Le président appelle Abdelaziz Abdelwahab, directeur chargé de la gestion du siège Ghermoul, et Chawki Rahal, ex-vice-président de l’activité commerciale. Le premier est catégorique : «Senhadji a été informé par écrit et verbalement.» Mouloud Aït El Hocine, qui présidait la commission technique des activités commerciales, précise que le dossier était au niveau des activités commerciales, puis transféré vers les activités centrales, que présidait Senhadji, avec tous les documents y afférents, notamment la consultation.
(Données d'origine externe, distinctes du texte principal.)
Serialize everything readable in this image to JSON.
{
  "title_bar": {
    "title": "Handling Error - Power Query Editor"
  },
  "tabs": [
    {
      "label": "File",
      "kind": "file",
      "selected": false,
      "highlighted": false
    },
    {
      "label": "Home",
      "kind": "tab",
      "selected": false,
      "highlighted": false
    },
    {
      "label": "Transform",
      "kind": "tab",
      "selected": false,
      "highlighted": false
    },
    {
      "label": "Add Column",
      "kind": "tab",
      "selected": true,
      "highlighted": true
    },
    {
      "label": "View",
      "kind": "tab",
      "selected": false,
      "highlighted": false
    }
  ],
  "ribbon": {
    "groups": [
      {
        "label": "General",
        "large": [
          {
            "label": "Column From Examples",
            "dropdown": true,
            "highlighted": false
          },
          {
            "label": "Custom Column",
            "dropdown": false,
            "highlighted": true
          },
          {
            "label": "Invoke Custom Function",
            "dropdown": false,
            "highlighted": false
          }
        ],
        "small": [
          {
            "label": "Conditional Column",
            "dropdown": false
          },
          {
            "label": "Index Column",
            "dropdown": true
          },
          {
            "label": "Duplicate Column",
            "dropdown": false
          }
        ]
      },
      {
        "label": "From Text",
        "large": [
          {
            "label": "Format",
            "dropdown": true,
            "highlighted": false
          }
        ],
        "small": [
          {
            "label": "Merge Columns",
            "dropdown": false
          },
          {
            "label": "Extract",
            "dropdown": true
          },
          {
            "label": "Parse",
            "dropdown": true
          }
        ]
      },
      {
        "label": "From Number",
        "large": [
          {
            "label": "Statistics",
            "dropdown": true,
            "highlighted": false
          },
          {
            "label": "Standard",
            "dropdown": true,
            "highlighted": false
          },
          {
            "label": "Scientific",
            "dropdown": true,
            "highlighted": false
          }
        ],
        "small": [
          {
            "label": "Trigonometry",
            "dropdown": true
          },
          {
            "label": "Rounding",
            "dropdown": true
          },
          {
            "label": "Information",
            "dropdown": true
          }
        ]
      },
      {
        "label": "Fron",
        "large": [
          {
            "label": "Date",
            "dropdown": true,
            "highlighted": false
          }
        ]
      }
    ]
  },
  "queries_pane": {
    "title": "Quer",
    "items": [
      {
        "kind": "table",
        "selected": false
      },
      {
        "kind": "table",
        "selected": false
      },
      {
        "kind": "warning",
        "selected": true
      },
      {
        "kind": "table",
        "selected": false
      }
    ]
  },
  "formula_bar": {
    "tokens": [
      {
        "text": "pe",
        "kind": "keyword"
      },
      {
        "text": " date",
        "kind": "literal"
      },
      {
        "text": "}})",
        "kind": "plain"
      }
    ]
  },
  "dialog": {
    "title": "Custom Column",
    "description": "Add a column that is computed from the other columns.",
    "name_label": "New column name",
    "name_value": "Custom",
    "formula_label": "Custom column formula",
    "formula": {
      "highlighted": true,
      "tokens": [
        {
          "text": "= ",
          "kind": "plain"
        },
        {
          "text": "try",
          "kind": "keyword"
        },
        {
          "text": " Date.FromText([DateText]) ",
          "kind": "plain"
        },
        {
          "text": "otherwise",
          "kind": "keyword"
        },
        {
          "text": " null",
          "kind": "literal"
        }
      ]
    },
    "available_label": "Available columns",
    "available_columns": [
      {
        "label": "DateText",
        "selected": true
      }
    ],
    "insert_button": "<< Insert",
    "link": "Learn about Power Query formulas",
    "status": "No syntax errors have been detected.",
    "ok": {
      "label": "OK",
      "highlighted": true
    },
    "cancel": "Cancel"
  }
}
Chawki Rahal précise : «J’ai envoyé un PV du président de la commission, Mohamed Benaabas, avec pour objet le transfert du dossier technique et tous les documents y afférents y compris les offres des huit soumissionnaires.» Senhadji persiste à affirmer n’avoir pas été informé. Abdelaziz Abdelwahab exhibe des documents et déclare : «Rahal a transmis une lettre au PDG lui demandant l’accord pour un lancement d’un avis d’appel d’offres et le PDG a rédigé un ‘soit-transmis’ envoyé à Senhadji pour l’en informer.» L’accusé continue à nier en indiquant ne pas l’avoir lu. Abdelaziz Abdelwahab revient à la charge : «Il m’a dit d’aller occuper le bâtiment, de ramener une société de démolition et de chercher un bureau d’études. S’il ne savait pas, pourquoi m’appelle-t-il, moi qui étais chargé du siège et non pas un responsable de la commerciale ?» Mohamed Senhadji perd la voix. Le juge donne la parole aux avocats et au procureur général pour les questions. Interrogé sur le montant du contrat d’Imtech, Chawki Rahal, en parfait connaisseur du dossier, déclare au juge : «En 2009, le chiffre d’affaires de Sonatrach a atteint 62 milliards de dollars.

Elle était classée 11e compagnie au monde. C’est tout à fait normal que les cadres qui travaillent aux activités commerciales y bénéficient des meilleures conditions. Le siège de Ghermoul était une honte. Il nous fallait un bâtiment à la hauteur du rang de la compagnie.»